The core kwimage is a functional library with image-related helper functions that are either unimplemented in or more have a more general interface then their opencv counterparts.

The kwimage module builds on kwarray and provides tools commonly needed when addressing computer vision problems. This includes functions for reading images, resizing, image warp transformations, run-length-encoding, and non-maximum-suppression.

The kwimage module is also the current home of my annotation data structures, which provide efficient ways to interoperate between different common annotation formats (e.g. different bounding box / polygon / point formats). These data structures have both a .draw and .draw_on method for overlaying visualizations on matplotlib axes or numpy image matrices respectively.

Read the docs at: http://kwimage.readthedocs.io/en/master/

The top-level API is:

from .algo import (available_nms_impls, daq_spatial_nms, non_max_supression,)
from .im_alphablend import (ensure_alpha_channel, overlay_alpha_images,
                            overlay_alpha_layers,)
from .im_color import (Color,)
from .im_core import (atleast_3channels, ensure_float01, ensure_uint255,
                      make_channels_comparable, normalize, num_channels,
                      padded_slice,)
from .im_cv2 import (convert_colorspace, gaussian_patch, imresize, imscale,
                     warp_affine,)
from .im_demodata import (checkerboard, grab_test_image,
                          grab_test_image_fpath,)
from .im_draw import (draw_boxes_on_image, draw_clf_on_image,
                      draw_line_segments_on_image, draw_text_on_image,
                      draw_vector_field, make_heatmask, make_orimask,
                      make_vector_field,)
from .im_filter import (fourier_mask, radial_fourier_mask,)
from .im_io import (imread, imwrite, load_image_shape,)
from .im_runlen import (decode_run_length, encode_run_length, rle_translate,)
from .im_stack import (stack_images, stack_images_grid,)
from .structs import (Boxes, Coords, Detections, Heatmap, Mask, MaskList,
                      MultiPolygon, Points, PointsList, Polygon, PolygonList,
                      Segmentation, SegmentationList, smooth_prob,)
from .transform import (Affine, Linear, Matrix, Projective, Transform,)
from .util_warp import (add_homog, remove_homog, subpixel_accum,
                        subpixel_align, subpixel_getvalue, subpixel_maximum,
                        subpixel_minimum, subpixel_set, subpixel_setvalue,
                        subpixel_slice, subpixel_translate, warp_image,
                        warp_points, warp_tensor,)

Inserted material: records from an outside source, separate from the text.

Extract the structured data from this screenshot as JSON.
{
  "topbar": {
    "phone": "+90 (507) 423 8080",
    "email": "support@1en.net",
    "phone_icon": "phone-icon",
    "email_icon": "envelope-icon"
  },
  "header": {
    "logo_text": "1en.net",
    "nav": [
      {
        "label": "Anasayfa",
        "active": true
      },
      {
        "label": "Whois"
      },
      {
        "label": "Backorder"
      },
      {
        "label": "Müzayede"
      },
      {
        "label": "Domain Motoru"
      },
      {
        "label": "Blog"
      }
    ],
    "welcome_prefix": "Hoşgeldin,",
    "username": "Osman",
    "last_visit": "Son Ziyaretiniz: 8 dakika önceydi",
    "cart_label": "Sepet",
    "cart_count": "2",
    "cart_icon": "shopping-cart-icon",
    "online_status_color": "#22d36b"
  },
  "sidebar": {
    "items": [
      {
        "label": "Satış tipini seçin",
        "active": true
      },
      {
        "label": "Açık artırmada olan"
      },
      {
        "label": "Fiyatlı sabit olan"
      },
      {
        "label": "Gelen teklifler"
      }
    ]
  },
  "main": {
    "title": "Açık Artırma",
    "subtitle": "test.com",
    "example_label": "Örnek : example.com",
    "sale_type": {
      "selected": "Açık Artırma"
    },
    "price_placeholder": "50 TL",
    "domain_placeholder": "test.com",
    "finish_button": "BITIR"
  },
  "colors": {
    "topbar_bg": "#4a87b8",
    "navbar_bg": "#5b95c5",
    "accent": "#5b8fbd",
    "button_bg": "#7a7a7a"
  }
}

NOTE: THE KWIMAGE STRUCTS WILL EVENTUALLY MOVE TO THE KWANNOT REPO

The most notable feature of the kwimage module are the kwimage.structs objects. This includes the primitive Boxes, Mask, and Coords objects, The semi-primitive Points, Polygon structures, and the composite Heatmap and Detections structures (note: Heatmap is just a composite of array-like structures).

The primitive and semi-primitive objects store and manipulate annotation geometry, and the composite structures combine primitives into a single object that jointly manipulates the primitives using warp operations.

The Detections structure is a meta-structure that associates the other more primitive components, and allows a developer to compose them into something that represents objects of interest. The details of this composition are left up to the end-application.

The Detections object can also be “rasterized” and converted into a Heatmap object, which represents the same information, but is in a form that is more suitable for use when training convolutional neural networks. Likewise, the output of neural networks can be directly encoded in a kwimage.Heatmap object. The Heatmap.detect method can then be used to convert the dense heatmap representation into a spare Detections representation that is more suitable for use in an object-detection system. We note that the detect function is not a special detection algorithm. The detection algorithm (which is outside the scope of kwimage) produces the heatmap, and the detect method effectively “inverts” the rasterize procedure of Detections by finding peaks in the heatmap, and running non-maximum suppression.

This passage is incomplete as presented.